Last, the theme of inheritance runs through the Old and New Testaments. Proverbs 13:22 says, “A good man leaves an inheritance to his children’s children.” The inheritance in the Old Testament would have been tied to the blessing of the land of Israel, which was a reward for keeping the covenant. In other words, the inheritance was a legacy of the people of Israel. Also, God called Israel his inheritance (Isaiah 19:25, Micah 7:14).
In the New Testament, the inheritance refers primarily to the kingdom of God and the eternal life we receive in Christ Jesus. Our inheritance is Christ! And this is the greatest provision we can give to our natural and spiritual children. You may have inherited futility from your forefathers (1 Peter 1:18), but you can leave a rich spiritual inheritance to your children. Leave them with more than material goods: leave them with Christ!
If you have made it this far in this series, thank you for reading! I wanted to take just a minute to sum up the series.
As fathers, we need to aim for the target of making disciples of Jesus Christ: this is the goal for every natural and spiritual father. With discipleship as the main goal, we work to create healthy conditions for growth, surrounding our children with love, delight, kindness, and compassion.
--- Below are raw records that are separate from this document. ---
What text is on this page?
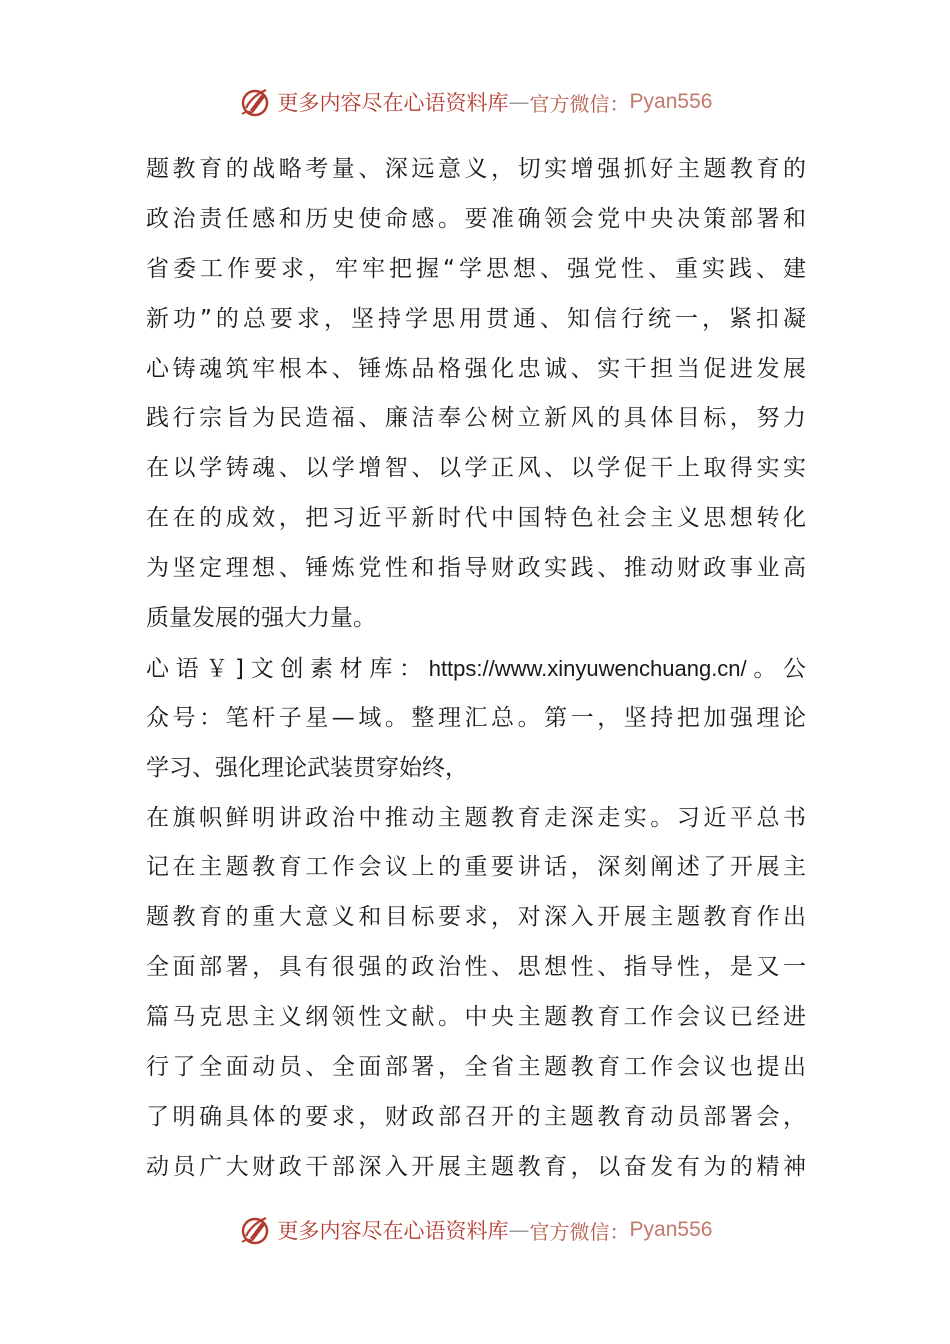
更多内容尽在心语资料库 — 官方微信： Pyan556
题教育的战略考量、深远意义，切实增强抓好主题教育的
政治责任感和历史使命感。要准确领会党中央决策部署和
省委工作要求，牢牢把握“学思想、强党性、重实践、建
新功”的总要求，坚持学思用贯通、知信行统一，紧扣凝
心铸魂筑牢根本、锤炼品格强化忠诚、实干担当促进发展
践行宗旨为民造福、廉洁奉公树立新风的具体目标，努力
在以学铸魂、以学增智、以学正风、以学促干上取得实实
在在的成效，把习近平新时代中国特色社会主义思想转化
为坚定理想、锤炼党性和指导财政实践、推动财政事业高
质量发展的强大力量。
心语￥]文创素材库：https://www.xinyuwenchuang.cn/。公
众号：笔杆子星—域。整理汇总。第一，坚持把加强理论
学习、强化理论武装贯穿始终，
在旗帜鲜明讲政治中推动主题教育走深走实。习近平总书
记在主题教育工作会议上的重要讲话，深刻阐述了开展主
题教育的重大意义和目标要求，对深入开展主题教育作出
全面部署，具有很强的政治性、思想性、指导性，是又一
篇马克思主义纲领性文献。中央主题教育工作会议已经进
行了全面动员、全面部署，全省主题教育工作会议也提出
了明确具体的要求，财政部召开的主题教育动员部署会，
动员广大财政干部深入开展主题教育，以奋发有为的精神
更多内容尽在心语资料库 — 官方微信： Pyan556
Then within the constraints of these conditions for growth, we raise our children by balancing the three orientations: instruction, imitation, and provision. When we think of hitting the target as a father, it is like an archer pulling back the bow, aiming at the target, factoring in the weather, and then measuring the strength and angle, holding the bow steady, and finally releasing, making a shot perfectly aligned to that particular target.
Just as that archer would likely be unsuccessful many times before becoming an expert, so we, too, as fathers, must constantly put these things into practice. We will miss the mark many times, but as we continue to press forward, repenting of our sin, receiving forgiveness, and then pressing on for the next shot, we will grow in godliness and in our ability to be a good father. None of us get it all right, but, by God’s grace, we can raise children to be disciples of Jesus Christ, knowing the love of the Father, in the Son, through the Holy Spirit, just as God has made himself known to us.